Bandung – Senin, 4 Desember 2017. Rombongan mahasiswa Manajemen Pendidikan Islam (MPI) 2015 tiba di Sekolah Menengah Atas (SMA) Plus Muthahhari, Kiara Condong, Bandung, Jawa Barat. Sekolah tersebut merupakan lembaga pendidikan swasta yang dibentuk dari perubahan pesantren mahasiswa sekaligus menjadi salah satu sekolah unggulan di Kota Bandung. SMA tersebut menjadi objek yang dikunjungi dalam serangkaian kegiatan Study Banding, 3-5 Desember 2017 bersama Dr. Zainal Arifin, S.Pd.I., M.S.I selaku Sekretaris Prodi MPI dan 82 mahasiswa (S1) MPI 2015.

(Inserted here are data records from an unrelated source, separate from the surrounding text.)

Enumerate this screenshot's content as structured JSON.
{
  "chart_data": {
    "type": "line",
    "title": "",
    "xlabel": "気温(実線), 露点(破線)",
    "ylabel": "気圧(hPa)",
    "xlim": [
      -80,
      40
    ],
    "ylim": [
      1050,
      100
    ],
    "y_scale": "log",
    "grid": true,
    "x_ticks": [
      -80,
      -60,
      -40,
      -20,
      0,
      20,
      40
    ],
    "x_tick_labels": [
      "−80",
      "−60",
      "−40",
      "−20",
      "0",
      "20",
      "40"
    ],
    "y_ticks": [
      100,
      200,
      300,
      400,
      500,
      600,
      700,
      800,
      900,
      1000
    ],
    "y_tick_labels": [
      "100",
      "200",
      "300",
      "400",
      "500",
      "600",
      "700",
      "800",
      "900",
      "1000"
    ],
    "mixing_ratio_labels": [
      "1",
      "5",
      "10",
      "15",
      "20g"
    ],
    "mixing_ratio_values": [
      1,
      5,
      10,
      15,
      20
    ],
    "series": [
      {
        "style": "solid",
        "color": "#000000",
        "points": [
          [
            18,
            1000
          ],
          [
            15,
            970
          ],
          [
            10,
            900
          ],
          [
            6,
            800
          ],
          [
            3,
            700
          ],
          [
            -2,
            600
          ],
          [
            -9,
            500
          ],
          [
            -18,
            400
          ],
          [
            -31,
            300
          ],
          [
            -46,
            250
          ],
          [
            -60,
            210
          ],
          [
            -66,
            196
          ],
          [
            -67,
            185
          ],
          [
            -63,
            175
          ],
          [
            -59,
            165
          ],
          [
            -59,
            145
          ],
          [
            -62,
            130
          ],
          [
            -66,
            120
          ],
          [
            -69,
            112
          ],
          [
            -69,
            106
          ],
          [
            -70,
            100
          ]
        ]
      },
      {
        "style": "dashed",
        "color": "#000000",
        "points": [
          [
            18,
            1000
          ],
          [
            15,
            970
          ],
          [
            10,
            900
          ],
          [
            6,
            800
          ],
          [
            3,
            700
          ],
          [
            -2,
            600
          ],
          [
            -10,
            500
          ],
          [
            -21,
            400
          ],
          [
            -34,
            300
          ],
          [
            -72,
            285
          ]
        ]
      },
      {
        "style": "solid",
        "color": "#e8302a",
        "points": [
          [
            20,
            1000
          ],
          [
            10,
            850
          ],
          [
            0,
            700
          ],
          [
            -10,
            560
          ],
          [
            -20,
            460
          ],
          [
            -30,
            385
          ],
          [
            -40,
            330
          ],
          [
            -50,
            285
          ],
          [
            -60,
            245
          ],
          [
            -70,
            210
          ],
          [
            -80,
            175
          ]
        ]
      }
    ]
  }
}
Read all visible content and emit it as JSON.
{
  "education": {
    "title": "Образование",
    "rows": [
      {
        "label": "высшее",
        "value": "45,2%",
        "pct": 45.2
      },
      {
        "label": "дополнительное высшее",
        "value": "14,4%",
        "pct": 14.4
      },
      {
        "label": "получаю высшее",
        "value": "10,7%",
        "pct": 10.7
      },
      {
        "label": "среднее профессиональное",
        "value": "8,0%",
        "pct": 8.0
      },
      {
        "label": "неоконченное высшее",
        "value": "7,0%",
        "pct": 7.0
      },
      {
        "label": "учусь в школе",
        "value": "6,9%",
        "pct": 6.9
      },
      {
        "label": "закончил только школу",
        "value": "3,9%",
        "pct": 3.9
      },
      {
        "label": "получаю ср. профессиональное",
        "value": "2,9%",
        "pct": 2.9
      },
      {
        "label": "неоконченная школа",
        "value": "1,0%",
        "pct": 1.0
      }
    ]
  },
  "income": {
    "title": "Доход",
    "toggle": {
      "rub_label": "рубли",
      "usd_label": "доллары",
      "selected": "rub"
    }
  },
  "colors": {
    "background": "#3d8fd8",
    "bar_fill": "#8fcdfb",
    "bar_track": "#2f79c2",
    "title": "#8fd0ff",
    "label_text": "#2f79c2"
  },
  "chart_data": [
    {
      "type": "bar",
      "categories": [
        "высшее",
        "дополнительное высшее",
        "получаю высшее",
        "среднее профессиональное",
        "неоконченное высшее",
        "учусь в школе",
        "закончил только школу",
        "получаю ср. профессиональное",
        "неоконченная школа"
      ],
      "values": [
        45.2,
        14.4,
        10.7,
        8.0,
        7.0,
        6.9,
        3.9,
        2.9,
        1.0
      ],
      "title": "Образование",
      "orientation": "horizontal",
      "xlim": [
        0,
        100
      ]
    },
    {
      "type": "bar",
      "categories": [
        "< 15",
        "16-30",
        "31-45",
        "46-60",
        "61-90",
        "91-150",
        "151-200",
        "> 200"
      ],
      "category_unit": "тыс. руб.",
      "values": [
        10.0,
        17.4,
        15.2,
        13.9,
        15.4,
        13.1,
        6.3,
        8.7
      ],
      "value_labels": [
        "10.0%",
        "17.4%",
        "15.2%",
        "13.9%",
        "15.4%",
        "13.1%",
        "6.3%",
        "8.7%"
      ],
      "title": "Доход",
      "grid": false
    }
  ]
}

SMA Plus Muthahhari sebelumnya merupakan sebuah pesantren yang didirikan pada tahun 1991 dan berubah menjadi SMA pada tahun 1992 dengan status terdaftar. Hal ini berdasarkan Surat Keputusan (SK) Izin pendirian sekolah dari Kantor Wilayah (Kanwil) Departemen Pendidikan Nasional (Depdiknas) dengan No. 857/I02/Kep/E/1994 tanggal 11 Januari 1994. Kemudian, pada tahun 1996 mendapat status disamakan dari Direktur Jenderal (Dirjen) Pendidikan Dasar Menengah (Dikdasmen) Departemen Pendidikan dan Kebudayaan (Depdikbud) dengan nomor SK: 37/C/Kep/MN/1996 pada tanggal 26 Maret 1996. SMA Plus Muthahhari pada tahun 1998 diangkat sebagai sekolah model oleh World Bank, Depdiknas dan Departemen Agama (Depag).

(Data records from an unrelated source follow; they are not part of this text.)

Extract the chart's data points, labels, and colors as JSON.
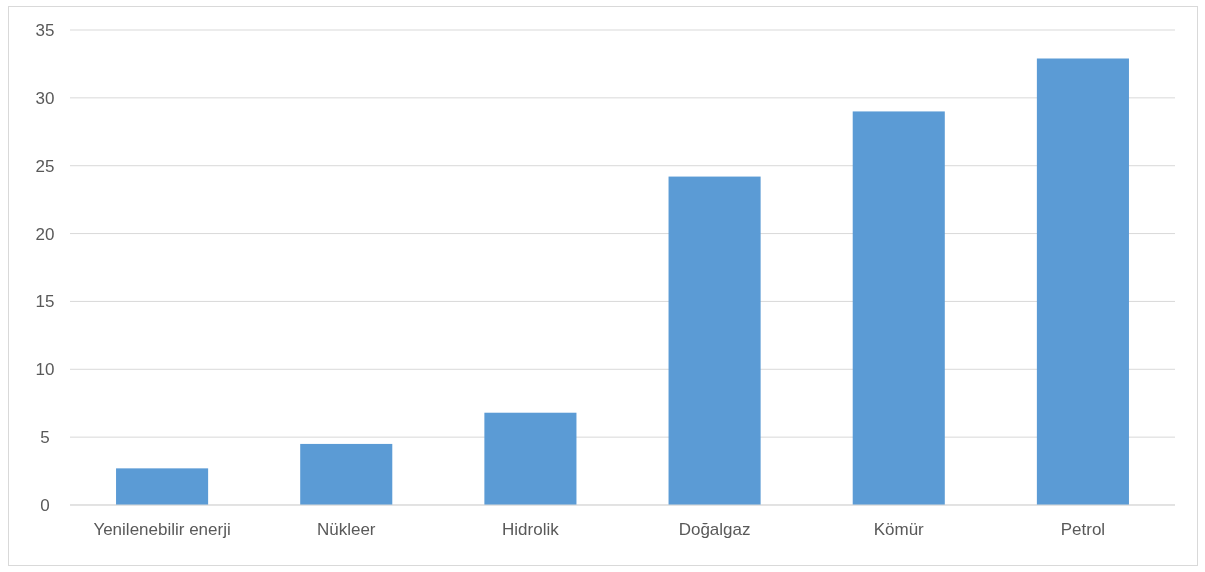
{
  "chart_data": {
    "type": "bar",
    "categories": [
      "Yenilenebilir enerji",
      "Nükleer",
      "Hidrolik",
      "Doğalgaz",
      "Kömür",
      "Petrol"
    ],
    "values": [
      2.7,
      4.5,
      6.8,
      24.2,
      29.0,
      32.9
    ],
    "color": "#5b9bd5",
    "ylim": [
      0,
      35
    ],
    "yticks": [
      0,
      5,
      10,
      15,
      20,
      25,
      30,
      35
    ],
    "grid": "y"
  }
}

SMA Plus Muthahhari berada di bawah naungan Yayasan Muthahhari. SMA ini pada tahun 2002 dijadikan sebagai salah satu sekolah uji coba pelaksanaan KBK (Kurikulum Berbasis Kompetensi) dari 40 SMA se-Indonesia dan salah satu sekolah uji coba pelaksanaan PBK (Pendidikan Berwawasan Khusus: Kepribadian dan Budi Pekerti) dari 8 sekolah yang ditunjuk oleh Departemen Pendidikan Nasional Pusat. Tahun 2005 ditunjuk sebagai sekolah berbasis TIK (Teknologi Informasi dan Komunikasi). SMA Plus Muthahhari memakai istilah plus lantaran disamping kurikulum umum (kurikulum Depdiknas), ditambah dengan sejumlah mata pelajaran yang disusun oleh yayasan secara khusus dan beberapa pola pembinaan untuk mengembangkan akhlak.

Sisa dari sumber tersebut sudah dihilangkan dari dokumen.